I was glad that Neil Harding expressed some appreciation for my analysis of Lenin's 1914-15 Hegel Notebooks. Unfortunately, Harding downplays their importance, arguing that they are "undigested notebooks" which do not express a "distinctive philosophical position."

I do not think that Harding's critique holds if one carries out a close reading of Lenin's Notebooks. There, Lenin critiques what he called Plekhanov's "vulgar materialism," and he appropriates critically some core Hegelian categories such as self-movement, subjectivity, and the creativity of cognition (see for example Lenin's statement that "cognition not only reflects the world but creates it" -- COLLECTED WORKS, Vol. 38, p. 212). Contra Harding, I think it is clear that Lenin was indeed developing a new set of dialectical concepts in 1914-15. These new concepts can be found neither in his pre-1914 writings nor in those of Lenin's contemporaries such as Trotsky, Luxemburg, and Bukharin.

The review by Michael Lowy shows the clearest grasp of the issues I tried to address. I agree with his view that my discussion of the relationship of Lenin's Hegel Notebooks to the April Theses, a subject on which Lowy has written, may have been too truncated.

Lowy also comments on my treatment of the discussions of the Notebooks by philosophers such as Lukacs, Lefebvre, Althusser, and especially Dunayevskaya, who was the first to have pointed to the sharp divergence between them and Lenin's earlier MATERIALISM AND EMPIRIO-CRITICISM. Althusser, and even Lukacs, not to speak of the Stalinist ideologues, labored to deny this divergence, something which has contributed, far more than is generally realized, to the disorientation of 20th century Marxism.

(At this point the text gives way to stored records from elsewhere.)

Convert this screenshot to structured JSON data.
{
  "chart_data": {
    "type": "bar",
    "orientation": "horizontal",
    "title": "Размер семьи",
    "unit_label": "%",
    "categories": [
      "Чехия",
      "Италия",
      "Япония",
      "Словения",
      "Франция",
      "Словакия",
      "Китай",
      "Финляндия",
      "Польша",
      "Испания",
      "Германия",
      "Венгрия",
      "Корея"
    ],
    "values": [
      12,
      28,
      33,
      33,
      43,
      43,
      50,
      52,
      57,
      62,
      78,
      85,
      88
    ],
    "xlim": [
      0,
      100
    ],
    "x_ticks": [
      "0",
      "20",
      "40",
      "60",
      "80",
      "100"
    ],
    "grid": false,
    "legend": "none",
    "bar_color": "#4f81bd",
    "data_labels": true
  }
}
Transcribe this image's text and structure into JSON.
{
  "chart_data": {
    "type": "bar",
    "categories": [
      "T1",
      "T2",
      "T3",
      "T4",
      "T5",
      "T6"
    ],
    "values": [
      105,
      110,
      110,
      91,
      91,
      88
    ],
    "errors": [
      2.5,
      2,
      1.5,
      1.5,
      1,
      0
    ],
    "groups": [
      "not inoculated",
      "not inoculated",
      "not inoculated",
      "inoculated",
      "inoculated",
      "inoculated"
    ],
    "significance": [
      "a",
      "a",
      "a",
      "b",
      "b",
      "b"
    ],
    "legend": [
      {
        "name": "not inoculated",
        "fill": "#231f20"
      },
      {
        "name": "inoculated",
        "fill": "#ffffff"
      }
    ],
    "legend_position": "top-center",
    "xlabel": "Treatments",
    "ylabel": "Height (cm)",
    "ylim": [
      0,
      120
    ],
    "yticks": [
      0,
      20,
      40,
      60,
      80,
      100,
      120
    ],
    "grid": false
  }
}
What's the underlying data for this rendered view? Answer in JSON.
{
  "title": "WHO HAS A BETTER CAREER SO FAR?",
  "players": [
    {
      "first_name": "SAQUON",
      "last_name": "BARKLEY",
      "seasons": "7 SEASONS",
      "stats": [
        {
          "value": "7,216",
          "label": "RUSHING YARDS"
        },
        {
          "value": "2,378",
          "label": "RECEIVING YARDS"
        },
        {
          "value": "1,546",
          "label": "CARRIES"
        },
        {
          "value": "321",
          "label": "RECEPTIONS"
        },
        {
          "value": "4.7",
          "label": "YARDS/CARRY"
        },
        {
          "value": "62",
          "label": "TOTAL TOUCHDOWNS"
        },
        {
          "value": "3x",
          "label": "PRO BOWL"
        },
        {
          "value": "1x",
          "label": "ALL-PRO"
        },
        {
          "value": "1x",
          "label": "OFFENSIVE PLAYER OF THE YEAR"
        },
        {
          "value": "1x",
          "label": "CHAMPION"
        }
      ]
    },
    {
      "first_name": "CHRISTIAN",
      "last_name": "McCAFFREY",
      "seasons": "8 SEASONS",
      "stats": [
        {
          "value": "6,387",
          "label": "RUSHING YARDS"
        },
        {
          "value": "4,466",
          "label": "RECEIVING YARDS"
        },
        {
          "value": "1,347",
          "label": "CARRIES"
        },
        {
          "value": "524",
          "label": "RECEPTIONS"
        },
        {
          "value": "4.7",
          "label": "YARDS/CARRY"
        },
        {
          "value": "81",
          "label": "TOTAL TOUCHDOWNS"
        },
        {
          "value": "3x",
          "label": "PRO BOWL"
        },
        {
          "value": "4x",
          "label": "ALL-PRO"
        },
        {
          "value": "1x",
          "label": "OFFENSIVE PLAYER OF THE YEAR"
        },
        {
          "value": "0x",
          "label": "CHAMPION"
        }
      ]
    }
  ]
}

Today, as we mark the 80th anniversary of the Russian Revolution, we need, in the teeth of hostile bourgeois critiques, to stress the world-shaking achievements of that Revolution: the uprooting of Tsarism, the establishment of soviet power, the support of national liberation movements from Ireland to India. We also have to face its limitations, especially the establishment of a single party state.

In addition, we need to celebrate the fact that the Russian Revolution's principal leader, Lenin, was the first Marxist after Marx to place the dialectic back where it belonged, at the center of Marxist theory. This included his call in 1922, not long before his death, for us to become "materialist friends of the Hegelian dialectic." That call is still timely today.